You can check if there are elements in trie whose keys start with this prefix (this is even faster than a simple in check):
>>> trie.has_keys_with_prefix(u'fo')
True
You can find all the prefixes of this line that are in this trie (this is slower, according to tests - 500-600 thousand operations / sec):
>>> trie.prefixes(u'foobarbaz')
[u'foo', u'foobar']
>>> trie.prefix_items(u'foobarbaz')
[(u'foo', 5), (u'foobar', 10)]
You can find all the elements whose keys begin with this line:
>>> trie.keys(u'fo')
[u'foo', u'foobar']
>>> trie.items(u'fo')
[(u'foo', 5), (u'foobar', 10)]
>>> trie.values(u'foob')
[10]
In the last example, most of the time is now spent on building results, rather than searching, this can be optimized; Now the speed was somewhere around 150-300 thousand values / sec (for example, with a prefix of length 7 and an average of 3 values, this is 70 thousand operations / sec).

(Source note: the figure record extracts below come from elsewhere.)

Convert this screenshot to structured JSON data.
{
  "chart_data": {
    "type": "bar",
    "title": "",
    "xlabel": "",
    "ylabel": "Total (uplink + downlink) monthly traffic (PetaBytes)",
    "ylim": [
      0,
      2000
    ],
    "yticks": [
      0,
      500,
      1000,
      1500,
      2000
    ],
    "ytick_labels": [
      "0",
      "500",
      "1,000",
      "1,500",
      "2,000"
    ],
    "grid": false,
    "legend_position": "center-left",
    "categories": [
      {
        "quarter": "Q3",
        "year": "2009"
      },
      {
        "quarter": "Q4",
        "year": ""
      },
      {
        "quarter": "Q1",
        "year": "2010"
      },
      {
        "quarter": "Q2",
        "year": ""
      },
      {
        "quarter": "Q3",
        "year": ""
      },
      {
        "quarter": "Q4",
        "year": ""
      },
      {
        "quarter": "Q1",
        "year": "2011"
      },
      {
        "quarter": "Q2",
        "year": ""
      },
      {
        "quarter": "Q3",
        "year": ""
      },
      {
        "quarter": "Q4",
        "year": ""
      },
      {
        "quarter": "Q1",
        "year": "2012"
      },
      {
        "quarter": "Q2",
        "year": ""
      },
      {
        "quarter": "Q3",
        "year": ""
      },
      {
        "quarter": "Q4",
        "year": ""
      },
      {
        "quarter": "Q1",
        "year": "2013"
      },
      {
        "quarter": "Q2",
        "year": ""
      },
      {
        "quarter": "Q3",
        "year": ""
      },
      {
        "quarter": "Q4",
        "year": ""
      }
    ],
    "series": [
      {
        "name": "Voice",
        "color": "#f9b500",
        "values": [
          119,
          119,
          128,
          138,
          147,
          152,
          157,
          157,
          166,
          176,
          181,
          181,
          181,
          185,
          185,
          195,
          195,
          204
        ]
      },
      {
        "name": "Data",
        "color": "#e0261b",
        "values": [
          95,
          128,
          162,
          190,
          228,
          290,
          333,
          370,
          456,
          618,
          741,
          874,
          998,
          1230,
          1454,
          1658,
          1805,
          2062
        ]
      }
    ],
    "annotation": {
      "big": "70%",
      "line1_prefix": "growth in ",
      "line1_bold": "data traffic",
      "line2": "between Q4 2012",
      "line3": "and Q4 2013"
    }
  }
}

Datrie.Trie still has various methods, help on them and additional results of speed measurements can be viewed in the README in the repository.
Under pypy, everything started up on the debian (10 times slower than under cpython); on a poppy under pypy it did not start (with a regular python it should work on a poppy, and on Linux, and under windows). C API - extensions in pypy will always be slow because work through a cpyext crutch, and cython generates the C extension API. You could write a wrapper in ctypes, but it would be slow under ordinary python (and not the fact that fast under pypy) + distributing ctypes extensions is inconvenient. The guys from pypy are now sawing cffi , promising that it will be fast (under both cpython and pypy). Plus, perhaps cython will learn someday to generate cffi extensions, not C extension APIs. Then, perhaps, happiness will come) In the meantime, I do not know what to do with pypy. I will not, probably; somehow everything works under Linux and okay.
During the implementation, I encountered a stalled utf_32_le codec in python. There is a bug with a patch ( bugs.python.org/issue15027 ), but the patch has not yet been committed. Initially, all operations in the datrie worked 10 times slower, but then in one place they managed to do without encoding the string with the standard python utf_32_le and everything worked better. This codec is used in a couple of "hot" places, so I think that if it is accelerated, some operations in the datrie can earn up to 2 times faster.
Tree iteration is also not the most efficient now, it is connected with the libdatrie interface features. But the author of libdatrie is an excellent person and is going to fix everything, so the prospects are not bad.
As usual, patches, bug reports, ideas, benchmarks, pull requests, etc. are welcome!
github/ bitbucket , whichever is more convenient.